Los Angeles: A Troubled Entry

LA was incredibly fun and and we spent our nights wisely and productively having Shonde-fied adventures (see LA tourism entry for details).

However, we didn't play our LA show. We had been really excited about it - it was a bill of queer local bands, and we'd never played LA (well, technically, Long Beach) before. It had also been a day or two since our last show, so we were ready to perform. We piled into the van and 45 minutes later pulled up to the venue - a local family restaurant and bar.

As we pulled up, we registered the restaurant’s 'Old West' theme, conveyed by a mural across the front/outside wall; we all took note of the racist, stylized image of an 'Old West Indian' (naked, kneeling, with war paint, etc.), and were really troubled. We weren't entirely surprised, of course, because racist images of indigenous people and appropriated aspects of indigenous culture are incredibly common, and the normalization of these images are part of what makes that particular kind of racism function.

We stood by the van talking for a while, mostly to think through the implications of playing and of not playing. It became really clear that there was no 'good' thing to do - not playing, at a very basic level, felt like sticking to an anti-racist bottom-line in some important ways: 1) we obviously don’t want to support businesses that cavalierly invoke genocide to create a retro ‘old west’ aesthetic. 2) But also in many white-dominated, subcultural spaces (including queer spaces), there's often a tacit consent to racism/racist imagery/cultural appropriation, often in the interest of kitsch value, camp or humor. As white people entering that space, there was no question that we needed to undermine the normalization of the imagery in some way. There’s also often an implicit/not so implicit classism in that kind of kitsch- like isn’t it funny to come to this white working class or lower middle-class bar or restaurant where there’s this funny racist stuff that “we” don’t normally see.

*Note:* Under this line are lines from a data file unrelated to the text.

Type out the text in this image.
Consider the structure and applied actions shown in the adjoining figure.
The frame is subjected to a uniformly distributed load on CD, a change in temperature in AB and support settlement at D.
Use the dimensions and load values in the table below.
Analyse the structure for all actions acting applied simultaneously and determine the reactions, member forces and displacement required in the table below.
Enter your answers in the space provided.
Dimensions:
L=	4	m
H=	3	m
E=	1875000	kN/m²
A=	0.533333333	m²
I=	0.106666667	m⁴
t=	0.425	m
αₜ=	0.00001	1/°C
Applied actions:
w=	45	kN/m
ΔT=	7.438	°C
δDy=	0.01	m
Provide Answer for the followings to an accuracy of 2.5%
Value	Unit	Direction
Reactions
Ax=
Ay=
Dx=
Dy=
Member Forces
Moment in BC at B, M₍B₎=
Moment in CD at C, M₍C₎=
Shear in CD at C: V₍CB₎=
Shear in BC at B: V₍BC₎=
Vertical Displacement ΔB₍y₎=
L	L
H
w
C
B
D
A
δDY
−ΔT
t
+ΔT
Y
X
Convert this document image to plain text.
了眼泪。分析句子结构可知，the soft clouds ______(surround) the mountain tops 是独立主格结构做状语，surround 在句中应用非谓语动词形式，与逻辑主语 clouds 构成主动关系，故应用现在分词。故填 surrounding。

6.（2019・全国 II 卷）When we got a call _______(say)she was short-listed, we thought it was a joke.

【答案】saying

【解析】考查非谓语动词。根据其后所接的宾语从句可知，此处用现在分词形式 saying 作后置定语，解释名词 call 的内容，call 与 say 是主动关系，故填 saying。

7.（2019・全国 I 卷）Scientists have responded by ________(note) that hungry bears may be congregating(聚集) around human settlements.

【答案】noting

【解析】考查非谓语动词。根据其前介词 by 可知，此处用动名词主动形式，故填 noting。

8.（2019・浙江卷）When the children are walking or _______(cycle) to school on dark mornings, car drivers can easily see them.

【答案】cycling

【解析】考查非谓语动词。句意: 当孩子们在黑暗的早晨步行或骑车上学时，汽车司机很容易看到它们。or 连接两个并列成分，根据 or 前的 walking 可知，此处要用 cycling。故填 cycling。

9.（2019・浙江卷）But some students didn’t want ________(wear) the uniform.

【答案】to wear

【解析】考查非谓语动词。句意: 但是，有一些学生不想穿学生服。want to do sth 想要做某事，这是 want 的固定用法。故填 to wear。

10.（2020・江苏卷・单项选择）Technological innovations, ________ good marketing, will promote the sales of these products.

On the other hand, playing the show would provide an opportunity to have a conversation (in a different way than if we weren't playing) about the image (and what it represents) in that space, a space where we were passing through, and a space we had no relationship with. Playing would mean starting a relationship with a seemingly really vibrant LA queer community; nonetheless playing would be, at some level, an implied consent to having a “radical” show in that space, and that felt totally unacceptable to us.

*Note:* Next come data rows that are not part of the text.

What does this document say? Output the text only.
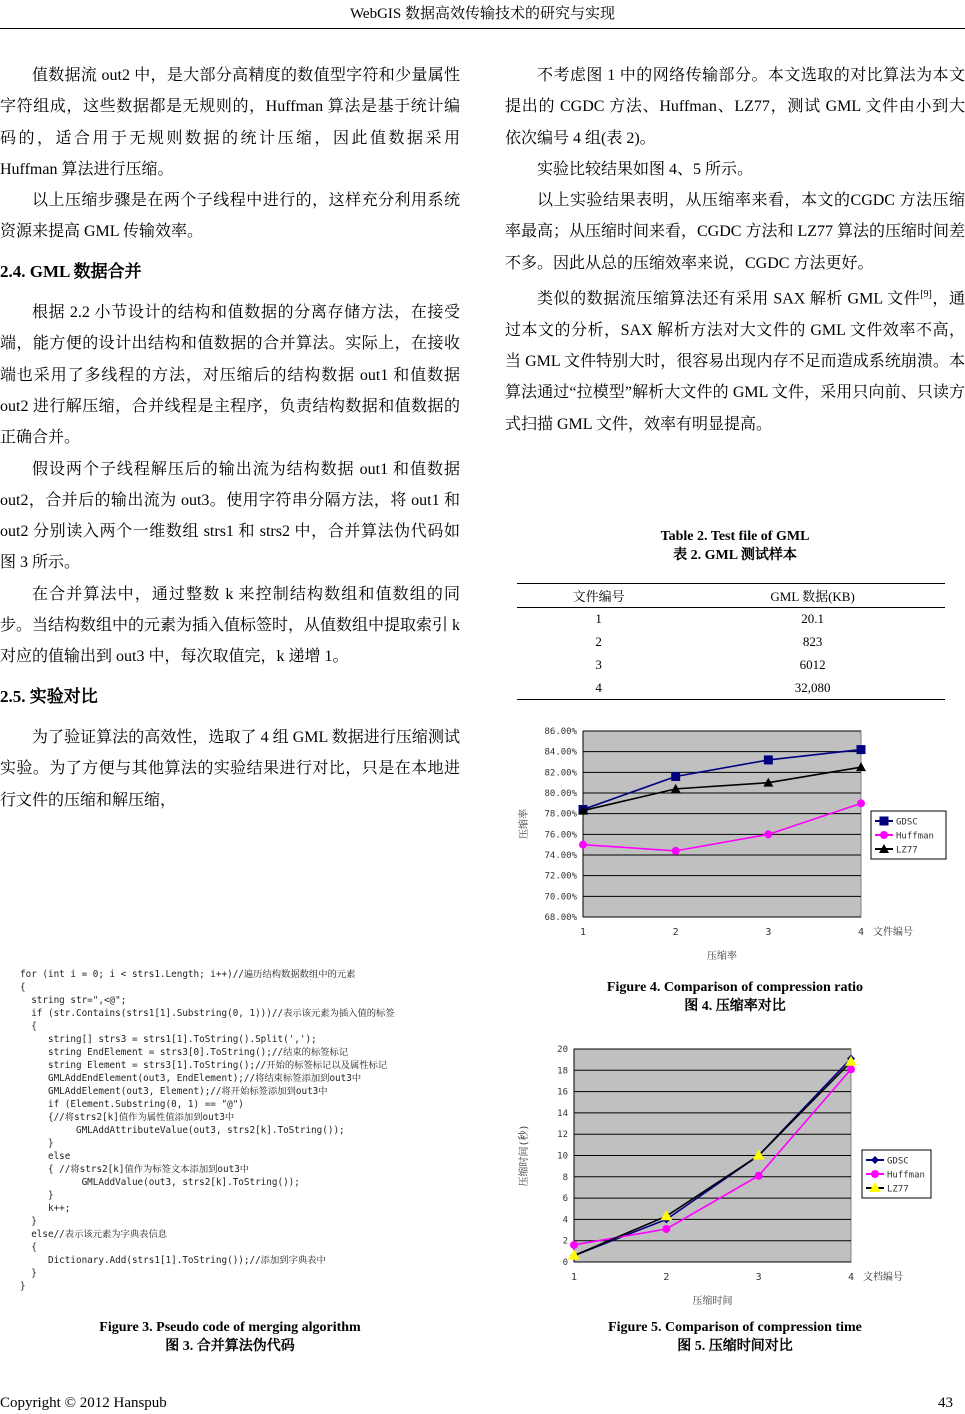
WebGIS 数据高效传输技术的研究与实现

值数据流 out2 中，是大部分高精度的数值型字符和少量属性字符组成，这些数据都是无规则的，Huffman 算法是基于统计编码的，适合用于无规则数据的统计压缩，因此值数据采用 Huffman 算法进行压缩。

以上压缩步骤是在两个子线程中进行的，这样充分利用系统资源来提高 GML 传输效率。

2.4. GML 数据合并

根据 2.2 小节设计的结构和值数据的分离存储方法，在接受端，能方便的设计出结构和值数据的合并算法。实际上，在接收端也采用了多线程的方法，对压缩后的结构数据 out1 和值数据 out2 进行解压缩，合并线程是主程序，负责结构数据和值数据的正确合并。

假设两个子线程解压后的输出流为结构数据 out1 和值数据 out2，合并后的输出流为 out3。使用字符串分隔方法，将 out1 和 out2 分别读入两个一维数组 strs1 和 strs2 中，合并算法伪代码如图 3 所示。

在合并算法中，通过整数 k 来控制结构数组和值数组的同步。当结构数组中的元素为插入值标签时，从值数组中提取索引 k 对应的值输出到 out3 中，每次取值完，k 递增 1。

2.5. 实验对比

为了验证算法的高效性，选取了 4 组 GML 数据进行压缩测试实验。为了方便与其他算法的实验结果进行对比，只是在本地进行文件的压缩和解压缩，

for (int i = 0; i < strs1.Length; i++)//遍历结构数据数组中的元素
{
string str=",<@";
if (str.Contains(strs1[1].Substring(0, 1)))//表示该元素为插入值的标签
{
string[] strs3 = strs1[1].ToString().Split(',');
string EndElement = strs3[0].ToString();//结束的标签标记
string Element = strs3[1].ToString();//开始的标签标记以及属性标记
GMLAddEndElement(out3, EndElement);//将结束标签添加到out3中
GMLAddElement(out3, Element);//将开始标签添加到out3中
if (Element.Substring(0, 1) == "@")
{//将strs2[k]值作为属性值添加到out3中
GMLAddAttributeValue(out3, strs2[k].ToString());
}
else
{ //将strs2[k]值作为标签文本添加到out3中
GMLAddValue(out3, strs2[k].ToString());
}
k++;
}
else//表示该元素为字典表信息
{
Dictionary.Add(strs1[1].ToString());//添加到字典表中
}
}
Figure 3. Pseudo code of merging algorithm
图 3. 合并算法伪代码

不考虑图 1 中的网络传输部分。本文选取的对比算法为本文提出的 CGDC 方法、Huffman、LZ77，测试 GML 文件由小到大依次编号 4 组(表 2)。

实验比较结果如图 4、5 所示。

以上实验结果表明，从压缩率来看，本文的CGDC 方法压缩率最高；从压缩时间来看，CGDC 方法和 LZ77 算法的压缩时间差不多。因此从总的压缩效率来说，CGDC 方法更好。

类似的数据流压缩算法还有采用 SAX 解析 GML 文件[9]，通过本文的分析，SAX 解析方法对大文件的 GML 文件效率不高，当 GML 文件特别大时，很容易出现内存不足而造成系统崩溃。本算法通过“拉模型”解析大文件的 GML 文件，采用只向前、只读方式扫描 GML 文件，效率有明显提高。

Table 2. Test file of GML
表 2. GML 测试样本
文件编号	GML 数据(KB)
1	20.1
2	823
3	6012
4	32,080
68.00%
70.00%
72.00%
74.00%
76.00%
78.00%
80.00%
82.00%
84.00%
86.00%
1	2	3	4 文件编号
压缩率
压缩率	GDSC
Huffman
LZ77
Figure 4. Comparison of compression ratio
图 4. 压缩率对比
0
2
4
6
8
10
12
14
16
18
20
1	2	3	4 文档编号
压缩时间
压缩时间(秒)	GDSC
Huffman
LZ77
Figure 5. Comparison of compression time
图 5. 压缩时间对比
Copyright © 2012 Hanspub	43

We spent some time talking with people in the other bands, getting into questions about what it would mean for a non-local band to vocally take on racist imagery at a local space, versus what it would mean for them, as local acts, to take it on. We talked about how if we were at home in Brooklyn and found ourselves in a similar situation with a venue, we'd take it on with the space and with our community. They talked to us about how the restaurant was one of the few good show spaces in town, and that the evening's show was one of the first (and few) queer and feminist events to happen there. As we continued to talk with the bands both inside the space and in the parking lot, something started to happen. The conversation intensified and people talked about what challenging and calling out that racism would mean for them, as locals. People also talked about the work they are doing to make space for women and queers making music, particularly at this venue, and the representative weight of us not playing the show. We want to support that work, and they began talking about what it would mean for them to challenge racism as part of the space they were creating. It was a hard scene to walk away from - charged with anger and ideas in a way that felt really productive.

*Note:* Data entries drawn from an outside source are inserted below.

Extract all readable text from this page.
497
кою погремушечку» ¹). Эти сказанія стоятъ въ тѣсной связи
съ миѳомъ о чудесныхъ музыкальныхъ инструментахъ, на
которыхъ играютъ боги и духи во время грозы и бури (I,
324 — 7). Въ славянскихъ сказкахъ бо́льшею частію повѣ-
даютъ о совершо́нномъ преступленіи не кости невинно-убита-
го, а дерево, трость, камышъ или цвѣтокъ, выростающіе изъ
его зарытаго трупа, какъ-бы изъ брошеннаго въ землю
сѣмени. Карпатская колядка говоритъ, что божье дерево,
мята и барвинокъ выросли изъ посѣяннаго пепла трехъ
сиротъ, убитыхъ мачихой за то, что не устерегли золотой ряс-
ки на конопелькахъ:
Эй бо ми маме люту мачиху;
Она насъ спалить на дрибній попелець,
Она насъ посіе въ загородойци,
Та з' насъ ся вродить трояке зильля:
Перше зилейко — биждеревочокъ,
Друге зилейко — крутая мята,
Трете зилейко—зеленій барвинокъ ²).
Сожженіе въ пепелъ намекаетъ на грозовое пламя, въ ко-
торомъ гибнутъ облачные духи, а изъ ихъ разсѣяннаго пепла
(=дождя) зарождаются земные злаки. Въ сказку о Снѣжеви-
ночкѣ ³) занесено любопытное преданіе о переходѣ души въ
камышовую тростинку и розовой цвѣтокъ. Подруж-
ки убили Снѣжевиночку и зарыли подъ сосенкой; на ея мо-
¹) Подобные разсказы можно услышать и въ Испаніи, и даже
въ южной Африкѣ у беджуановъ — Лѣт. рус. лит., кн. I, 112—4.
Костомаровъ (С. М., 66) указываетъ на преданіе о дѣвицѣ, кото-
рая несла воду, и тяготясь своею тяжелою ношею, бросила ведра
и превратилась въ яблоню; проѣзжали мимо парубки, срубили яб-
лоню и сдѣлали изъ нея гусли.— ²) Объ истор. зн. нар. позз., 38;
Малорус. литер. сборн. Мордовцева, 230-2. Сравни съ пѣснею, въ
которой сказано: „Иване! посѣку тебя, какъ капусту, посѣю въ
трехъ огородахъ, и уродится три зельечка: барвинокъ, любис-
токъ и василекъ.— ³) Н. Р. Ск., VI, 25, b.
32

Throughout tour we have been talking about the privilege of mobility and of traveling across the country - a country none of the four of us have ever seen this much of, and yet in many ways are accountable for and to. There is no way to slide through the U.S. as a privileged band on tour with *any* kind of consciousness (let alone explicitly radical politics) and not deal with questions like this one.

So we're very committed to continuing this conversation with the bands we were supposed to play with in LA. We're also committed - as we have been, but in a way that's reinforced by this concrete experience - to being really conscious about what spaces we play, how we interact with those spaces, and how we maintain an anti-racist bottom line in our creative work that is both unwavering and has the ability to open up space for conversation about what that really means. Cause after all, as one of the other band members there reminded us, racist and classist and misogynist and homophobic shit happens in all kinds of art and food and community spaces - and though that may seem a little obvious to anyone who's either thought about or experienced it, it's crucial to remember that fact, and to keep it visible.